The prevailing sluggishness may turn out to be misleading. The annals of boxing are marked by sequels that were considered unnecessary at first hand only to confuse these expectations. The fourth meeting between Juan Manuel Márquez and Pacquiao, which went from superfluous reflection to classic all the time in 23 blistering minutes. The third match, without a title on the line, between Holyfield and Riddick Bowe. Even Ali’s epoch-making fight with Joe Frazier was considered an act of nostalgia between faded greats in the prelude.

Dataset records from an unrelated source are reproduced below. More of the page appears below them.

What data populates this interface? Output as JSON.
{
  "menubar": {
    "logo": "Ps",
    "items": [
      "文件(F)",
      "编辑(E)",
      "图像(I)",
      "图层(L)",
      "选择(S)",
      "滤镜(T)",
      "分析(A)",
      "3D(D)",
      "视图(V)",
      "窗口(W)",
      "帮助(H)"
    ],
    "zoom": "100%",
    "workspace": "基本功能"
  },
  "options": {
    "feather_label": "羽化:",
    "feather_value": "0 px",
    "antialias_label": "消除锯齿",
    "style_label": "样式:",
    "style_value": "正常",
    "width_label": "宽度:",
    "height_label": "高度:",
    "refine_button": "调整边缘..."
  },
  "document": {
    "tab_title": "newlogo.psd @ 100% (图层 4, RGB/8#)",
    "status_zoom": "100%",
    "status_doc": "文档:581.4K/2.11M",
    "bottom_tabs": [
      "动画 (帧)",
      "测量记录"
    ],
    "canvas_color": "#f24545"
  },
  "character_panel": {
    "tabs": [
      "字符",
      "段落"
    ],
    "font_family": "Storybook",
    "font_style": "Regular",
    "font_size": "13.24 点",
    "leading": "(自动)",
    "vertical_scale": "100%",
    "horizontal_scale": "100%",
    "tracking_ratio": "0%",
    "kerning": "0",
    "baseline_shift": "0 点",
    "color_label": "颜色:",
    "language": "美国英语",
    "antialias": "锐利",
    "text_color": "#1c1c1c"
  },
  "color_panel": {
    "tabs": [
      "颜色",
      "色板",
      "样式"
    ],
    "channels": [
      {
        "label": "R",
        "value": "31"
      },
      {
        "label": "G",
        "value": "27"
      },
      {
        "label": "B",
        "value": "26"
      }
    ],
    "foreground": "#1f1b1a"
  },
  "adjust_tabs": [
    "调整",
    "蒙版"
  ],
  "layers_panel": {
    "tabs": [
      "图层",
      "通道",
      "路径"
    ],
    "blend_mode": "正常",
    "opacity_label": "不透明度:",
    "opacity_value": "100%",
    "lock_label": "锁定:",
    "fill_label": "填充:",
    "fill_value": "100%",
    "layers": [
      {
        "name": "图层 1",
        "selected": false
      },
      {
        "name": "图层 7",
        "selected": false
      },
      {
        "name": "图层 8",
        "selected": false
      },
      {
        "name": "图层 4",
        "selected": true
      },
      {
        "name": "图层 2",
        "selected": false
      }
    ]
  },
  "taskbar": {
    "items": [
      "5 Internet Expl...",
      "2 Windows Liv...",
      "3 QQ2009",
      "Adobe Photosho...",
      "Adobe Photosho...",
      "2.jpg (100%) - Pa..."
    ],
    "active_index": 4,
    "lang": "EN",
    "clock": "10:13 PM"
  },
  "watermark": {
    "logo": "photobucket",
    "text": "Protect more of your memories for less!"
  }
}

And it remembers how unpredictable both previous Fury-Wilder fights have been. In the first, the gypsy king had only taken two warm-up matches against a couple of almost unknown opponents since returning from a 31-month dismissal, and the feeling at ringside was that there was no guarantee he would make it through the early rounds . In the second, the equal match, as many expected, quickly became a one-way street. The substantial volatility of this rivalry, amplified by nearly two years of inactivity for both men, makes it compelling theater alone.
It all points to the fundamental truth of the foundations of this capital with gold and glitter, destinies and fortunes: one never really knows.